Our Privacy Policy is now much easier to understand.

We’ve included the key parts from more than 60 product-specific notices into our main Google Privacy Policy—so there’s no longer any need to be your own mini search engine if you want to work out what’s going on. Our Privacy Policy now explains, for the vast majority of our services, what data we’re collecting and how we may use it, in plain language.

Our Privacy Policy will enable us to build a better, more intuitive user experience across Google for signed-in users.
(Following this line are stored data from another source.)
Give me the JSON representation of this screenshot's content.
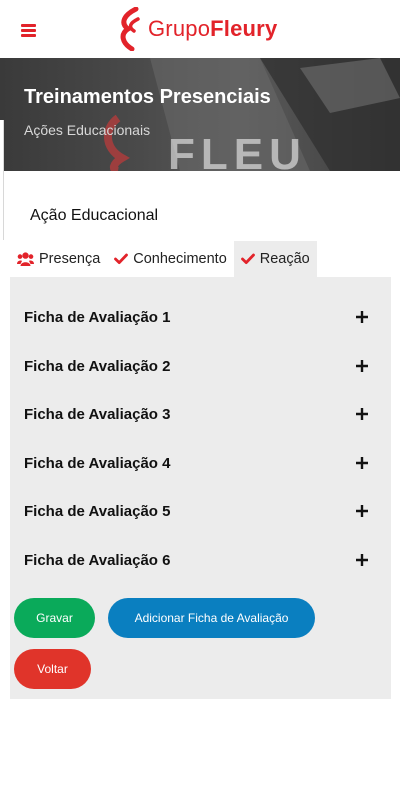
{
  "header": {
    "menu_icon": "hamburger-menu-icon",
    "logo_part1": "Grupo",
    "logo_part2": "Fleury",
    "brand_color": "#e2232a"
  },
  "hero": {
    "title": "Treinamentos Presenciais",
    "subtitle": "Ações Educacionais",
    "background_text": "FLEU"
  },
  "section": {
    "title": "Ação Educacional"
  },
  "tabs": [
    {
      "label": "Presença",
      "icon": "users-icon"
    },
    {
      "label": "Conhecimento",
      "icon": "check-icon"
    },
    {
      "label": "Reação",
      "icon": "check-icon",
      "active": true
    }
  ],
  "accordion": [
    {
      "label": "Ficha de Avaliação 1"
    },
    {
      "label": "Ficha de Avaliação 2"
    },
    {
      "label": "Ficha de Avaliação 3"
    },
    {
      "label": "Ficha de Avaliação 4"
    },
    {
      "label": "Ficha de Avaliação 5"
    },
    {
      "label": "Ficha de Avaliação 6"
    }
  ],
  "buttons": {
    "save": "Gravar",
    "add": "Adicionar Ficha de Avaliação",
    "back": "Voltar"
  },
  "colors": {
    "save": "#0aaa5a",
    "add": "#0a7fc0",
    "back": "#e0342a",
    "check": "#e2232a"
  }
}
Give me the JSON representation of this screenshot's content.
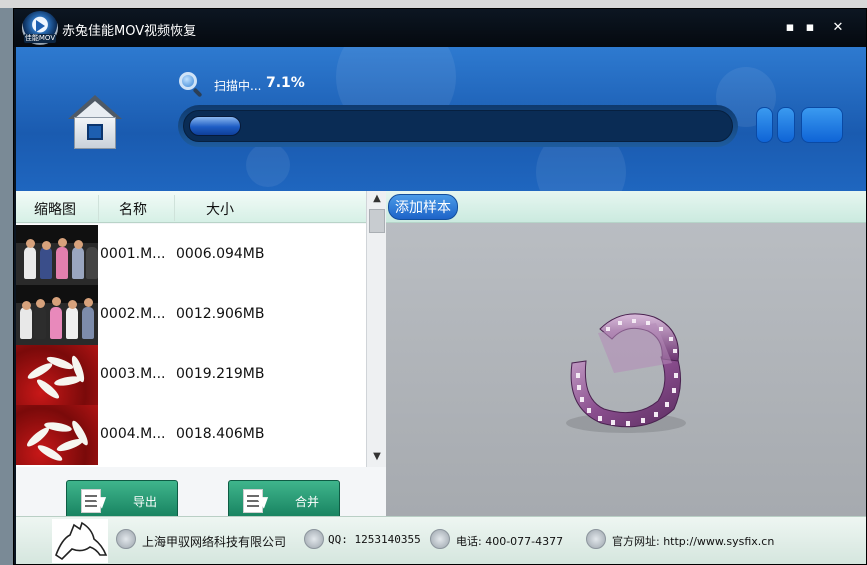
{
  "window": {
    "title": "赤兔佳能MOV视频恢复",
    "logo_badge": "佳能MOV",
    "controls": {
      "minimize": "▪",
      "maximize": "▪",
      "close": "✕"
    }
  },
  "scan": {
    "status_label": "扫描中...",
    "percent_text": "7.1%",
    "progress": 0.071
  },
  "file_table": {
    "columns": [
      "缩略图",
      "名称",
      "大小"
    ],
    "rows": [
      {
        "name": "0001.M...",
        "size": "0006.094MB",
        "thumb": "people-group"
      },
      {
        "name": "0002.M...",
        "size": "0012.906MB",
        "thumb": "people-group"
      },
      {
        "name": "0003.M...",
        "size": "0019.219MB",
        "thumb": "white-flower-red"
      },
      {
        "name": "0004.M...",
        "size": "0018.406MB",
        "thumb": "white-flower-red"
      }
    ]
  },
  "actions": {
    "export_label": "导出",
    "merge_label": "合并"
  },
  "right_panel": {
    "add_sample_label": "添加样本",
    "preview_icon": "film-reel-icon"
  },
  "footer": {
    "company": "上海甲驭网络科技有限公司",
    "qq": "QQ: 1253140355",
    "phone": "电话: 400-077-4377",
    "website": "官方网址: http://www.sysfix.cn"
  },
  "colors": {
    "title_bar": "#0a1420",
    "header_blue": "#1f66bf",
    "table_header": "#d6f0e6",
    "action_green": "#16805e",
    "preview_bg": "#a6aaaf"
  }
}
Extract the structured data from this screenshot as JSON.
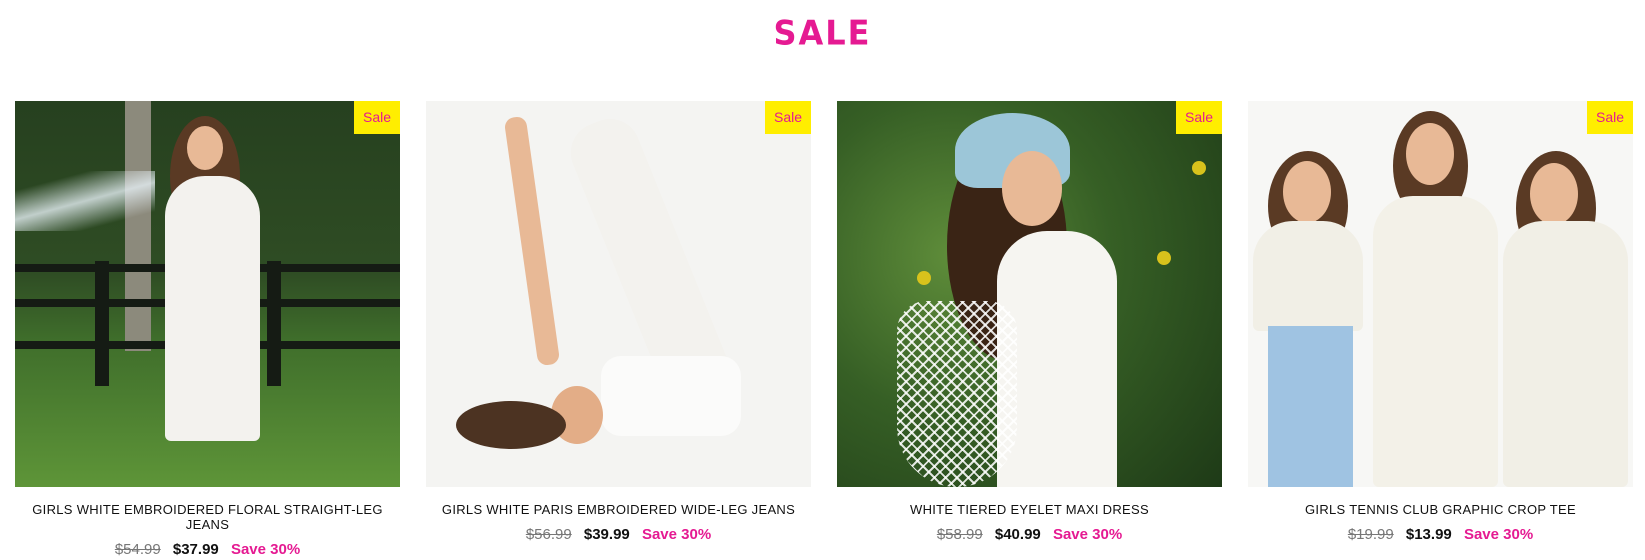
{
  "heading": "SALE",
  "products": [
    {
      "badge": "Sale",
      "name": "GIRLS WHITE EMBROIDERED FLORAL STRAIGHT-LEG JEANS",
      "old_price": "$54.99",
      "new_price": "$37.99",
      "save": "Save 30%"
    },
    {
      "badge": "Sale",
      "name": "GIRLS WHITE PARIS EMBROIDERED WIDE-LEG JEANS",
      "old_price": "$56.99",
      "new_price": "$39.99",
      "save": "Save 30%"
    },
    {
      "badge": "Sale",
      "name": "WHITE TIERED EYELET MAXI DRESS",
      "old_price": "$58.99",
      "new_price": "$40.99",
      "save": "Save 30%"
    },
    {
      "badge": "Sale",
      "name": "GIRLS TENNIS CLUB GRAPHIC CROP TEE",
      "old_price": "$19.99",
      "new_price": "$13.99",
      "save": "Save 30%"
    }
  ],
  "colors": {
    "accent": "#e51a92",
    "badge_bg": "#ffee00"
  }
}
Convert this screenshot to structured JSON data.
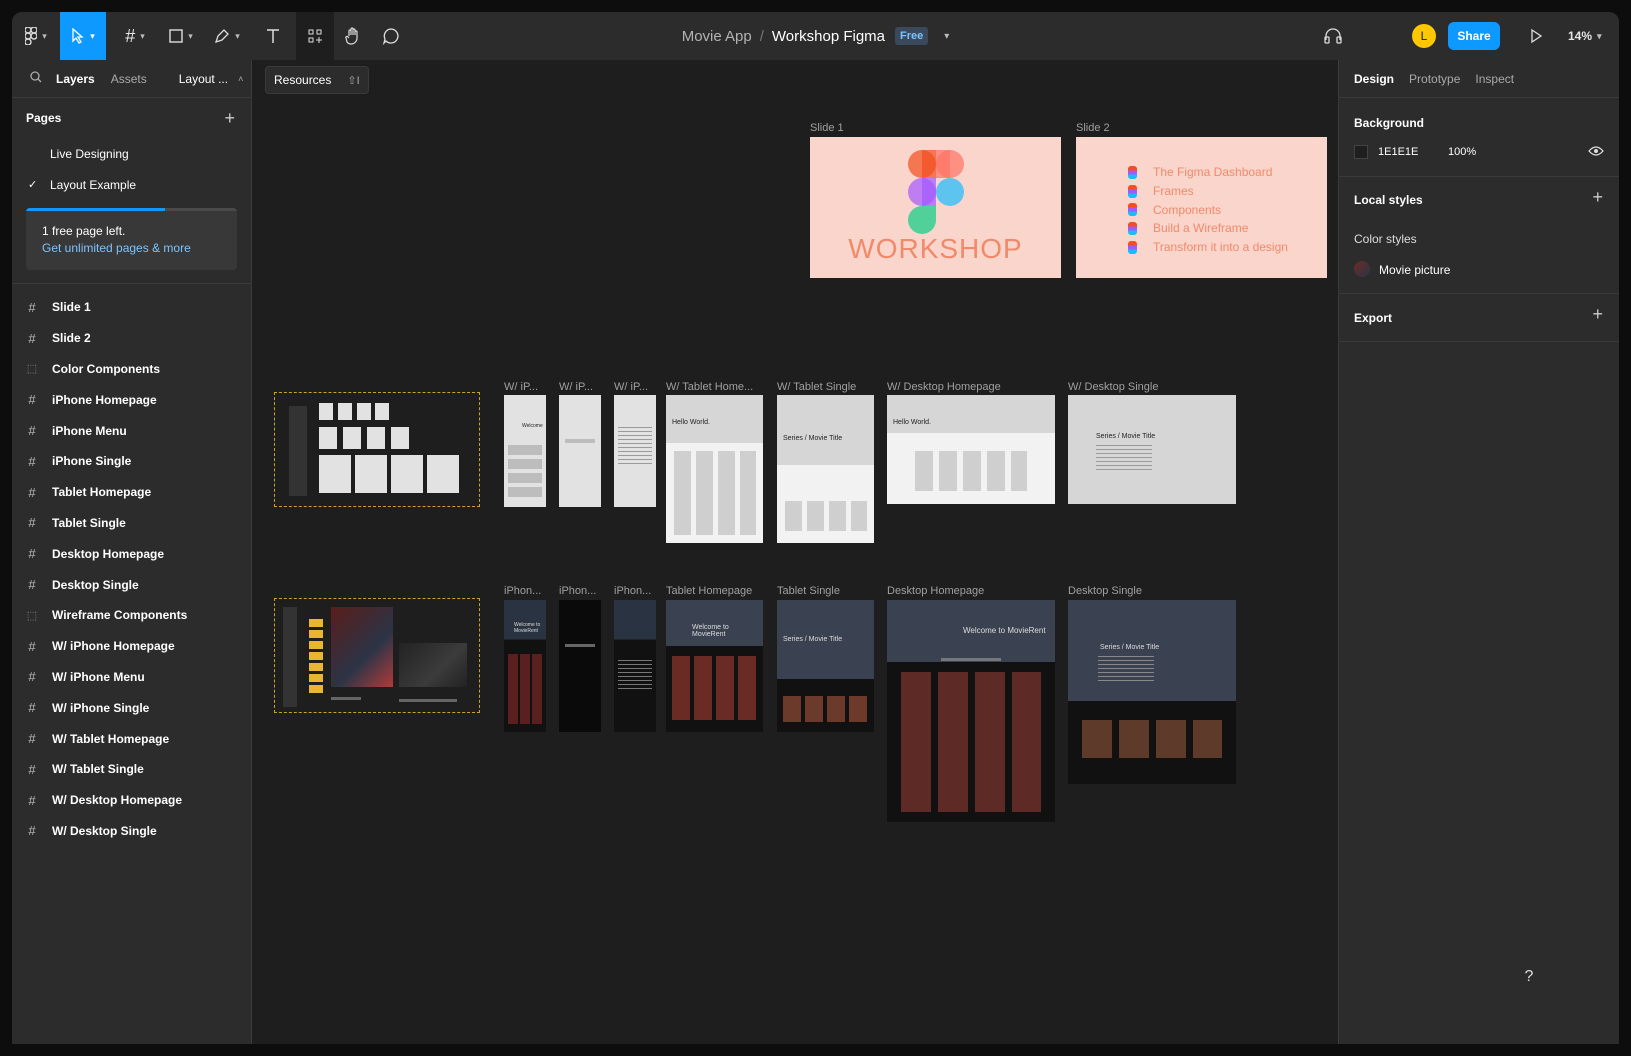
{
  "toolbar": {
    "zoom": "14%",
    "avatar_initial": "L",
    "share_label": "Share",
    "project": "Movie App",
    "separator": "/",
    "file": "Workshop Figma",
    "plan_badge": "Free"
  },
  "left_panel": {
    "tabs": [
      "Layers",
      "Assets",
      "Layout ..."
    ],
    "pages_label": "Pages",
    "pages": [
      {
        "label": "Live Designing",
        "active": false
      },
      {
        "label": "Layout Example",
        "active": true
      }
    ],
    "upgrade": {
      "text": "1 free page left.",
      "link": "Get unlimited pages & more",
      "progress": 0.66
    },
    "layers": [
      {
        "label": "Slide 1",
        "icon": "frame-icon"
      },
      {
        "label": "Slide 2",
        "icon": "frame-icon"
      },
      {
        "label": "Color Components",
        "icon": "section-icon"
      },
      {
        "label": "iPhone Homepage",
        "icon": "frame-icon"
      },
      {
        "label": "iPhone Menu",
        "icon": "frame-icon"
      },
      {
        "label": "iPhone Single",
        "icon": "frame-icon"
      },
      {
        "label": "Tablet Homepage",
        "icon": "frame-icon"
      },
      {
        "label": "Tablet Single",
        "icon": "frame-icon"
      },
      {
        "label": "Desktop Homepage",
        "icon": "frame-icon"
      },
      {
        "label": "Desktop Single",
        "icon": "frame-icon"
      },
      {
        "label": "Wireframe Components",
        "icon": "section-icon"
      },
      {
        "label": "W/ iPhone Homepage",
        "icon": "frame-icon"
      },
      {
        "label": "W/ iPhone Menu",
        "icon": "frame-icon"
      },
      {
        "label": "W/ iPhone Single",
        "icon": "frame-icon"
      },
      {
        "label": "W/ Tablet Homepage",
        "icon": "frame-icon"
      },
      {
        "label": "W/ Tablet Single",
        "icon": "frame-icon"
      },
      {
        "label": "W/ Desktop Homepage",
        "icon": "frame-icon"
      },
      {
        "label": "W/ Desktop Single",
        "icon": "frame-icon"
      }
    ]
  },
  "canvas": {
    "resources_tooltip": "Resources",
    "resources_shortcut": "⇧I",
    "slide1": {
      "label": "Slide 1",
      "text": "WORKSHOP"
    },
    "slide2": {
      "label": "Slide 2",
      "items": [
        "The Figma Dashboard",
        "Frames",
        "Components",
        "Build a Wireframe",
        "Transform it into a design"
      ]
    },
    "wireframe_labels": [
      "W/ iP...",
      "W/ iP...",
      "W/ iP...",
      "W/ Tablet Home...",
      "W/ Tablet Single",
      "W/ Desktop Homepage",
      "W/ Desktop Single"
    ],
    "design_labels": [
      "iPhon...",
      "iPhon...",
      "iPhon...",
      "Tablet Homepage",
      "Tablet Single",
      "Desktop Homepage",
      "Desktop Single"
    ],
    "wf_texts": {
      "hello": "Hello World.",
      "welcome": "Welcome",
      "series": "Series / Movie Title"
    },
    "dk_texts": {
      "welcome": "Welcome to MovieRent",
      "series": "Series / Movie Title"
    }
  },
  "right_panel": {
    "tabs": [
      "Design",
      "Prototype",
      "Inspect"
    ],
    "background_label": "Background",
    "background_hex": "1E1E1E",
    "background_opacity": "100%",
    "local_styles_label": "Local styles",
    "color_styles_label": "Color styles",
    "style_name": "Movie picture",
    "export_label": "Export"
  },
  "help_label": "?",
  "colors": {
    "accent": "#0d99ff",
    "canvas": "#1E1E1E",
    "selection": "#c9a227",
    "slide_bg": "#f9d5cc",
    "slide_text": "#f08a6a"
  }
}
If you’re signed in to Google, you expect our products to work really beautifully together. For example, if you’re working on Google Docs and you want to share it with someone on Gmail, you want their email right there ready to use. Our privacy policies have always allowed us to combine information from different products with your account—effectively using your data to provide you with a better service. However, we’ve been restricted in our ability to combine your YouTube and Search histories with other information in your account. Our new Privacy Policy gets rid of those inconsistencies so we can make more of your information available to you when using Google.

Our privacy controls aren’t changing.

The new policy doesn’t change any existing privacy settings or how any personal information is shared outside of Google. We aren’t collecting any new or additional information about users. We won’t be selling your personal data. And we will continue to employ industry-leading security to keep your information safe.

Contrary to some of the potential concerns users have with the new policies, Google makes it possible to adjust privacy settings. Users can turn off search and Youtube history, as well as opt out of getting tailored ads. One can also browse the net in “incognito mode” with Chrome. Users also aren’t required to sign in to search, Youtube or Google maps. And, user information does not have to be combined across all Google accounts.

Whitten adds that Google will “continue to look for ways to make it simpler for you to understand and control how we use the information you entrust to us. We build Google for you, and we think these changes will make our services even better.”